Bottom line, parents are ultimately responsible for how their child is raised, some behavioral attributes just cannot be controlled but the impact they have can be minimized.

on Nov 10, 2004
islandgurl:
I've always thought that kids dressing like grown ups was wrong, and little girls wearing make up to go to school was a shame. But since every body seemd to do it i just kept it to myself (and my mum).


Me, too. Thanks for your comments.

Dusk:
I'm in my 20s and I haven't bought shorts in years since they are too short! I feel uncomfortable in them. However, I have switched to skirts since they come in varying lengths. I hated skirts when I was younger, but now I love them. But it's mostly due to the lack of choice in the shorts department.


Clothes are definitely more revealing and so many of the styles now require a specific body type . . . which would be OK if that weren't all the stores sold. I understand your pain on that, Dusk.

I wonder if the young girls are really comfortable wearing the minis and knee-highs or think it's something they are supposed to do?

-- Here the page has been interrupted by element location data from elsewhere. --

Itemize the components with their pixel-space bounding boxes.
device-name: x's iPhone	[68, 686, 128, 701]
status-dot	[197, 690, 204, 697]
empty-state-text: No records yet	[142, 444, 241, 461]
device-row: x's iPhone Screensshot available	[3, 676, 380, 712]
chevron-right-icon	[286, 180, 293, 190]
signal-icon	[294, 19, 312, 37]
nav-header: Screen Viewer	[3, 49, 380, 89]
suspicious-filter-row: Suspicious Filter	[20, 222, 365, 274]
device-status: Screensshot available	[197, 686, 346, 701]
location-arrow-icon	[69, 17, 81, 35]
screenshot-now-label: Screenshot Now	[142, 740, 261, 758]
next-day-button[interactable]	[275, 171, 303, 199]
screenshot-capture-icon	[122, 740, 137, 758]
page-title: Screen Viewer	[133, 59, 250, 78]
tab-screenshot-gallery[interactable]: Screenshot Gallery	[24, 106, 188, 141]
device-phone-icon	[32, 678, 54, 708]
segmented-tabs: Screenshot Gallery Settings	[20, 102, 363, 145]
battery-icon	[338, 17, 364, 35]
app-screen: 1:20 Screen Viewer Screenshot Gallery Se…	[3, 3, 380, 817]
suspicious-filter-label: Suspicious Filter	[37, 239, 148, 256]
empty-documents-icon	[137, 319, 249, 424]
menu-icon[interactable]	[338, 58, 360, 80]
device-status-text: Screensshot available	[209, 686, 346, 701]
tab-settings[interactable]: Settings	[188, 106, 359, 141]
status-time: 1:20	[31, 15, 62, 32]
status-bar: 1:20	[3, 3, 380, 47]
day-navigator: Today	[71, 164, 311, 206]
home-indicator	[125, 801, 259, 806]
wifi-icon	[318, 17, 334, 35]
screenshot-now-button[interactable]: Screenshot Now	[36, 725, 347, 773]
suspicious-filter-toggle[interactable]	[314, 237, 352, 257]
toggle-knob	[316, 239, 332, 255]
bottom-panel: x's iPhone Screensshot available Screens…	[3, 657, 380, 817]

I think it depends. Some little girls are naturally shy and modest, but want to fit in. Other little girls, however, are very much into the Brats/Britney Spears type culture that is all around them. Which is sad.

~little whip was here~


Thanks.

smitty:
The dynamics of the whole thing is very interesting to me. The older daughter is more "worldly" than her sister. She is greatly concerned about what everyone thinks, what is popular, what is in. She is more easily influenced by the culture around her. The 13 year old, is fashion conscience but that is based upon what she feels in appropriate. While she has interests in current music, cultural icons (think Hillary Duff, Lohan, etc), she is not influenced by them like her older sister.


That is very interesting. It's neat to hear from someone with 4 daughters -- I'm sure this topic is a daily thing for you and your wife to worry about!

As to why it is this way I am sure there are many reasons, older child syndrome, desire for independence from parents which she perceives as being achieved by walking the line, peer pressure, etc.


I agree, there are many factors that play into this.

Bottom line, parents are ultimately responsible for how their child is raised, some behavioral attributes just cannot be controlled but the impact they have can be minimized.


Yes, yes, yes. The buck stops with us.